L'ADHD è un disturbo che tende a restare per tutta la vita e spesso non lo notiamo con gli adulti poiché questi, nel tempo, hanno sviluppato automaticamente dei meccanismi che ne mascherino i sintomi all'esterno, ma che ovviamente non eliminano il problema. Può succedere ad esempio che persone brillanti che eccellono nel proprio lavoro o nelle proprie passioni abbiano comunque questo disturbo; questo perché probabilmente hanno modellato la propria vita privilegiando la loro comfort zone senza mettere in luce le difficoltà presenti per altre attività, come la cura della casa, l'organizzazione personale, il rispetto delle scadenze o il mantenimento di affetti sociali stabili.

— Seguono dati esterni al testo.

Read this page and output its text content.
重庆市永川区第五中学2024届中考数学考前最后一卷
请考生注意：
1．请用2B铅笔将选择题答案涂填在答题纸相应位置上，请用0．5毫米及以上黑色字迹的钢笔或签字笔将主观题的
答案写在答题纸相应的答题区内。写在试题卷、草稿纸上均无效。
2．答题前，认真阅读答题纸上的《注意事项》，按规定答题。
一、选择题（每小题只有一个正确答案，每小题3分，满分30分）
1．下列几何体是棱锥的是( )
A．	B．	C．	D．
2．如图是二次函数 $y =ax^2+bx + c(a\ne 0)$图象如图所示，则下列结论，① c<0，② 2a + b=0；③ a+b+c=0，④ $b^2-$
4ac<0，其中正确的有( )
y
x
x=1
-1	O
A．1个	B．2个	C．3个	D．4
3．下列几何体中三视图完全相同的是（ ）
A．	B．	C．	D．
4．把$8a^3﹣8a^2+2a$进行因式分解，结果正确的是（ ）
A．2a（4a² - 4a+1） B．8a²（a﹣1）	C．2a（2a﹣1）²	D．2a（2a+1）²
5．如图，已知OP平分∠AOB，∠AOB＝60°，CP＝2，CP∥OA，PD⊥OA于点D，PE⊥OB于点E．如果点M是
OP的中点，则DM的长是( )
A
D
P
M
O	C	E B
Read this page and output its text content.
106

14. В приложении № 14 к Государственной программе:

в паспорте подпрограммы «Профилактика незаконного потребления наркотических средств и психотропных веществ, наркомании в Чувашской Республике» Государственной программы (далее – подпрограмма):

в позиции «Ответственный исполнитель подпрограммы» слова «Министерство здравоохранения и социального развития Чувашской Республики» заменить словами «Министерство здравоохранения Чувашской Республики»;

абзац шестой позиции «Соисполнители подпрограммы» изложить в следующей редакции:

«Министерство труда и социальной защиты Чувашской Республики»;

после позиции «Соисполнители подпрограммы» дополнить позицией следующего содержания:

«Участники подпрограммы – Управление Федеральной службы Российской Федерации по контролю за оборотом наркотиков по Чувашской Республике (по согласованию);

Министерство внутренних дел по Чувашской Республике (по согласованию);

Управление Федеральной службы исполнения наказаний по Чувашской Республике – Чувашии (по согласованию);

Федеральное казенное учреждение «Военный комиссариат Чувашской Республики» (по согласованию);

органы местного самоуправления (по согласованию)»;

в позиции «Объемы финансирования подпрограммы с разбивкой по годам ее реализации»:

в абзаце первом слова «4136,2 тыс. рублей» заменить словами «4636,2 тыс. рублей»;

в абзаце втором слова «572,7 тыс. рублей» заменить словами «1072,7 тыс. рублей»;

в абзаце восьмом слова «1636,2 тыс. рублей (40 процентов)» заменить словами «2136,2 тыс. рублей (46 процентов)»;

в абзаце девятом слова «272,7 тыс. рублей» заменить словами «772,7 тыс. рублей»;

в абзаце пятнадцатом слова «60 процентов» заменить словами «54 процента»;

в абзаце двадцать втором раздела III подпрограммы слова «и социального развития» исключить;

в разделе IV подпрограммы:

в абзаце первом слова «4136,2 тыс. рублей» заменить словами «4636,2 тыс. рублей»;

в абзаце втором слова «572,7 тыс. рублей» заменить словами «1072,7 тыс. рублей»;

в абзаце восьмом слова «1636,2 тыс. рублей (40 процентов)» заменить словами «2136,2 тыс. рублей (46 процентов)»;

Questi stessi adulti, per quanto non mostrino segnali evidenti, convivono spesso con un'irrequietezza mentale che si traduce con problemi di sonno e instabilità emotiva, sregolatezza alimentare, difficoltà sul lavoro con conseguente frequente cambio di impiego e problemi finanziari, dipendenze da alcool, altre sostanze o gioco d'azzardo, difficoltà ed instabilità relazionali e, infine, spesso si registra un aumento del rischio di suicidio, autolesionismo e criminalità.
Come si cura l'ADHD?
Un genitore a chi deve rivolgersi per intervenire in tempo? La figura di riferimento è il neuropsichiatra infantile, che esamina la storia clinica del paziente e svolge appositi esami per individuare la natura del disturbo. Dare un nome ai disagi con cui il paziente convive è solo il punto di partenza per un percorso che porti al superamento degli stessi e questo risulta particolarmente efficace proprio se si interviene nell'età infantile.
Per gli adulti il percorso deve essere multimodale e basato su più fronti, ma potrebbe essere comunque complesso a causa di una mancanza di risorse per la diagnostica, di protocolli terapeutici specifici per il trattamento e la scarsa formazione accademica sull'ADHD degli adulti. Inoltre in Italia non esistono linee guida ufficiali che regolano la gestione clinica del disturbo, a differenza di altri Paesi europei. Il problema non è dunque soltanto il deficit dell'attenzione, c'è anche e soprattutto un deficit culturale nell'affrontarlo che non possiamo più ignorare.